Oppose HHS's ObamaCeptive Mandate
Last weekend in homilies across America, Catholic priests lambasted the new Health and Human Services (HHS) regulation mandating Catholic and other religious institutions fund insurance coverage of abortifacients, sterilizations, and contraceptives (what collectively we call ObamaCeptives). HHS Secretary Kathleen Sebelius called this mandate an "appropriate balance between respecting religious freedom and increasing access to important preventive services." In the Archdiocese of Washington, priests read from their pulpits Cardinal Donald Wuerl's letter calling HHS's regulation a violation of "our faith conviction and...freedom" and for us to contact legislators.
However, HHS's regulation should not surprise us. The Patient Protection and Affordable Care Act (ObamaCare) allows unlimited federal control of insurance plans, and for decades feds have called for increased public access to abortifacients and contraceptives. Recently, for instance, HHS's Healthy People 2020, an inter-agency workgroup that issues lengthy wish-lists of federal "health" initiatives, tells feds to, among other absurdities, "Increase the proportion of publicly[-]funded family planning clinics that offer the full-range of FDA [Food and Drug Administration]-approved methods of contraception, including emergency contraception, onsite."
We must remember that, although feds now threaten Catholic and other religious institutions' liberty, we have failed to protect Catholic and other religious individuals' liberty. Since the mid-1990s, many states have forced insurance companies to cover abortifacients and contraceptives while religious institutions gained exemption from participating in such coverage. For example, since 1998 our state of Maryland has mandated contraceptive coverage but a "religious organization may request...an exclusion...if the required coverage conflicts with the religious organization's bona fide religious beliefs and practices." What about us individuals' bona fide religious beliefs and practices? Instead of donating more money to church collection baskets and such noble causes as pro-life advocacy and Christian outreach, we've been funding others' Plan B and Progestin-only pills.
By what authority does Congress (and HHS living vicariously through it) even mandate ObamaCeptive coverage? With no mention of powers to promote public health or population control, the Constitution lists in 385 words Congress's few enumerated powers, including among others, the establishment of post offices and roads, the coining of money, and the providing of a navy. Besides, ObamaCeptives can't be health or medical care: The last we checked, fertility's no disease and babies ain't cancer. Instead, ObamaCeptives are, to borrow Dr. Jennifer Morse's language, "[interventions in] people who are perfectly healthy to stop a perfectly normal[,] healthy process from taking place." And how deadly are some contraceptives: Few folks know this estimate, but the American Association of Pro-Life Obstetricians and Gynecologists estimated that, in just 1998 in the United States, birth control pills aborted 1.8 million babies by preventing fertilized eggs from implanting in the womb.

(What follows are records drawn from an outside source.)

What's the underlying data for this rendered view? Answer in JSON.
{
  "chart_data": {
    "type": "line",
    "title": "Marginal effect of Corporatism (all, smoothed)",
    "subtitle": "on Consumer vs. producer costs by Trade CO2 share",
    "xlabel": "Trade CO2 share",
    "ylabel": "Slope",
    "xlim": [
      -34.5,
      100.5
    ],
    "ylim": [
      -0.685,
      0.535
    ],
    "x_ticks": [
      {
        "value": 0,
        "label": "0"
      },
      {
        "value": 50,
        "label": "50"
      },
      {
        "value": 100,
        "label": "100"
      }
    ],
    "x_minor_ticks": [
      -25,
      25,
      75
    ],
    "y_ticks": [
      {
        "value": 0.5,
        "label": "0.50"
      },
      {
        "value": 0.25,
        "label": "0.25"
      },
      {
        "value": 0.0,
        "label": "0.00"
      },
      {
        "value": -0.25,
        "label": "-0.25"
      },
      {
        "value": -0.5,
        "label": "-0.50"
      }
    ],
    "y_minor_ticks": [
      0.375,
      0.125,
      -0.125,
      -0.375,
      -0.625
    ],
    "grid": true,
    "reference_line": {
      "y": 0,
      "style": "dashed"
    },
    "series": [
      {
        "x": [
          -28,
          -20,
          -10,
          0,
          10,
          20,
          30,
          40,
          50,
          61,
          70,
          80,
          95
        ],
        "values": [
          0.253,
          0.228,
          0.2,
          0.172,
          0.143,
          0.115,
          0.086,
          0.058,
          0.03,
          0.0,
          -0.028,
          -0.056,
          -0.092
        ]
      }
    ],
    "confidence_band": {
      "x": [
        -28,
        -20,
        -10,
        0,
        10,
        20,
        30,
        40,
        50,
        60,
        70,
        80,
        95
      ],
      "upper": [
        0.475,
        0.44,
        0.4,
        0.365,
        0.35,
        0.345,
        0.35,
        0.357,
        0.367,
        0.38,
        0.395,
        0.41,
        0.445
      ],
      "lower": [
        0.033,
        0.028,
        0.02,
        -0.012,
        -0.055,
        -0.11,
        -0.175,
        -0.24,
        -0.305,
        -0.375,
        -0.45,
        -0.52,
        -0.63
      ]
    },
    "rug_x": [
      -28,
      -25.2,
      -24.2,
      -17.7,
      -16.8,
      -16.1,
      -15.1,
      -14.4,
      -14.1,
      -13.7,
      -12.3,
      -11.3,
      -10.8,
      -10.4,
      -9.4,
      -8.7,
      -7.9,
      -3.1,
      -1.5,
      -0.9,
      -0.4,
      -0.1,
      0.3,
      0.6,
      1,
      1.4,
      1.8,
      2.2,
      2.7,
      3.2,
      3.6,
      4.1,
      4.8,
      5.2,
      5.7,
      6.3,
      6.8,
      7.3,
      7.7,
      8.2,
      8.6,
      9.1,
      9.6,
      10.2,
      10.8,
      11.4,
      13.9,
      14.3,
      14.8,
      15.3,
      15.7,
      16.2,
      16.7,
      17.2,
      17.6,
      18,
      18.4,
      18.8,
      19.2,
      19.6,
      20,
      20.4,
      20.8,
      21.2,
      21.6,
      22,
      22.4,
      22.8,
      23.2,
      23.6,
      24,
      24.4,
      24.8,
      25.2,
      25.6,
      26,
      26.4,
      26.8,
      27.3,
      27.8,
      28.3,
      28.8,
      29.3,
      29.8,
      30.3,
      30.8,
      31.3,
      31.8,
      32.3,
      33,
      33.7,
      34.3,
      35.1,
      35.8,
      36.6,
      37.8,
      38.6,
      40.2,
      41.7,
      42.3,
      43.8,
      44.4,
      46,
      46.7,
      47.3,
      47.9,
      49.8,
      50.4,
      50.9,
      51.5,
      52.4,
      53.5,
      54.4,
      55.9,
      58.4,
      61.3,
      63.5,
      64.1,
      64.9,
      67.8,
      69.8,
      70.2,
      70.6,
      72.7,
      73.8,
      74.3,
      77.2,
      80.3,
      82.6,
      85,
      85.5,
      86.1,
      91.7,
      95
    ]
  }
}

We implore our readers: Oppose HHS's entire mandate! This time, we must remember all individuals' religious liberty, not just religious institutions' liberty. Scripture teaches us Catholics that, from respect for God as the Highest Authority, flows respect for proper civil authority. So let's also pray for our legislators. Facing execution in 1535 on the Tower of London's scaffold, Saint Thomas More made clear, "I am the King's good servant, but God's first." We say no less.
Monsignor Edward J. Filardi is Pastor of Our Lady of Lourdes Catholic Church in Bethesda, MD; Daniel J. Smyth is a Technical Writer in Rockville, MD, who blogs at danielsmyth.org.